Productions of Monteverdi’s Il ritorno d’Ulisse in patria which make the title character a returning war veteran, preferably one returning from a juicy topical war, are nothing new, and director Claus Guth doesn’t stretch the well-worn conceit much further in this listlessly vague staging for the Theater an der Wien. As quiescent as one of those art house flicks in which the camera lingers lethargically over the most banal images, Guth’s production presents Ulisse’s traumatic stress and Penelope’s melancholy as internalized conditions which show no outward physiological effects; indeed Ulisse is dead behind the eyes for the duration, shooting only a couple of hackneyed pleading glances at Penelope in the opera’s final minutes. Repressing what we are helpless to resolve may be psychologically plausible, but characters unable to show us what they are feeling and thinking makes for a long night of catatonic faces and static postures.
Musically things weren’t much livelier, with vanilla singing to match the vacant facial expressions. Delphine Galou went about Penelope with pleasantly earthy tone, but didn’t maintain so much as a fraction of the intensity she brought to the Act I lament, which built up to a powerfully sustained climax and showed her utterly disconsolate. Looking thoroughly in need of a hug for most of the evening, Garry Magee produced a steady and even sound as Ulisse, albeit one as pale in colour as his cheeks. His tone frayed when pushed and tuning was exotic on anything remotely melismatic, but otherwise he managed solidly. Telemaco is presented as a gap year backpacker, and Pavol Kolgatin’s earnest singing was certainly in character even if that did involve out-singing his father by some measure, most glaringly in their reunion scene.

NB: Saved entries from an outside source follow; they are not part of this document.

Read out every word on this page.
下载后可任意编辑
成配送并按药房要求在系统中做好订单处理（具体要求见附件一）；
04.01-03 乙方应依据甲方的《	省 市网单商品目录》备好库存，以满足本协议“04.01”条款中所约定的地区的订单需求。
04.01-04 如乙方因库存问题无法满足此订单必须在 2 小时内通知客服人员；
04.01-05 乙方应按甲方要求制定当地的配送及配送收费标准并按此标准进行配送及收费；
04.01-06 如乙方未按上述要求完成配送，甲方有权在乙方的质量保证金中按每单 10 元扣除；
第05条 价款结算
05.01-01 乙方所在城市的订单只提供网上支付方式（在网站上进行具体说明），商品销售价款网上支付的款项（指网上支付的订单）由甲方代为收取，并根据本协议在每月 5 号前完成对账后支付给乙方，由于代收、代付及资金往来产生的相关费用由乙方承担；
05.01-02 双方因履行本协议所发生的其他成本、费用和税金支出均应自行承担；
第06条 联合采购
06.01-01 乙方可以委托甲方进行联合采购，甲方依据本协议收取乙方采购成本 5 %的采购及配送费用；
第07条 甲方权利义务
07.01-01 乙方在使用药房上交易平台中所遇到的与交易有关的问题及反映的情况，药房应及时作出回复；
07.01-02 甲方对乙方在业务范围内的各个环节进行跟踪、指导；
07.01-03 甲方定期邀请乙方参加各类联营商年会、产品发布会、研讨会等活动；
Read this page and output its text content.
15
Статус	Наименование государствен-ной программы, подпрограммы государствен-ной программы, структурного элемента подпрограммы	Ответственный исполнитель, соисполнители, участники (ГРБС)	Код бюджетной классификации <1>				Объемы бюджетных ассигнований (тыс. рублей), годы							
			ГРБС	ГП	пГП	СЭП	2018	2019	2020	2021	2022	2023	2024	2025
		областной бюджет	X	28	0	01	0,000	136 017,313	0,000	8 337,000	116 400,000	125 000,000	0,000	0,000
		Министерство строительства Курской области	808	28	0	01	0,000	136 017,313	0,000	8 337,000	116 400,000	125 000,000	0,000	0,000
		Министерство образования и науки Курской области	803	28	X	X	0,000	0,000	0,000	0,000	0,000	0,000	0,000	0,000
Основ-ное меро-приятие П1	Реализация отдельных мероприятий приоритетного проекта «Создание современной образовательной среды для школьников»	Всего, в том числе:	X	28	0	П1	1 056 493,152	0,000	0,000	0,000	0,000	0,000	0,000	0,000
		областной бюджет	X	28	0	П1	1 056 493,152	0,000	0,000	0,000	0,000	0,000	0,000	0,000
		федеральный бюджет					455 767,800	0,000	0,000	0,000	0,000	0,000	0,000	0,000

Among the gods, Sabina Puértolas’ Minerva was easy on the ear, with bell-like and occasionally fruity tone, and of all the cast she handled Monteverdi’s stile concitato effects, particularly the rapid repeated notes, with the greatest aplomb. Eumete the shepherd is probably the most important of the minor mortal characters for his closeness to Ulisse, but here Guth chose to make him a comic foil – not objectionable in itself, though there must surely be a more original way to do it than dressing the character as a Tyrolean yokel. Marcel Beekman threw himself cheerfully into playing the fool, but the levity seemed out of place and in no planned or conscious way. The other gods included stentorian Theater an der Wien regular Phillip Ens as Neptune, but as with Penelope’s suitors and Melanto, her attendant (Katija Dragojevic), the singing was generally fine but lacked the vitality this music cannot really do without.
Conductor Chrisophe Rousset stuck to steady tempi for the most part and was only emphatic at the beginning, when a heavily accented pulse ran roughshod for a while over the harmonic colourings elsewhere in the bar. With writing this quicksilver – patterns don’t stay stable for more than a few bars before Monteverdi changes tack – it doesn’t take long for periodic rhythmic emphasis to sound wilfully strange, and here was no exception. Soon after, and going too far in the opposite direction, an undemonstrative mood came over Rousset and the playing came to imitate the inertness on stage, with a matching monochromatic tonal palette hampered only by the spinning out of ornamental material as delicately as possible. When Christian Schmidt’s turntable set, more dynamic than any of the characters, made one final rotation to reveal the gods as empty suits, I could only think of it as an unfortunate metaphor for this hollow production, which turned out a half-hearted effort both dramatically and musically.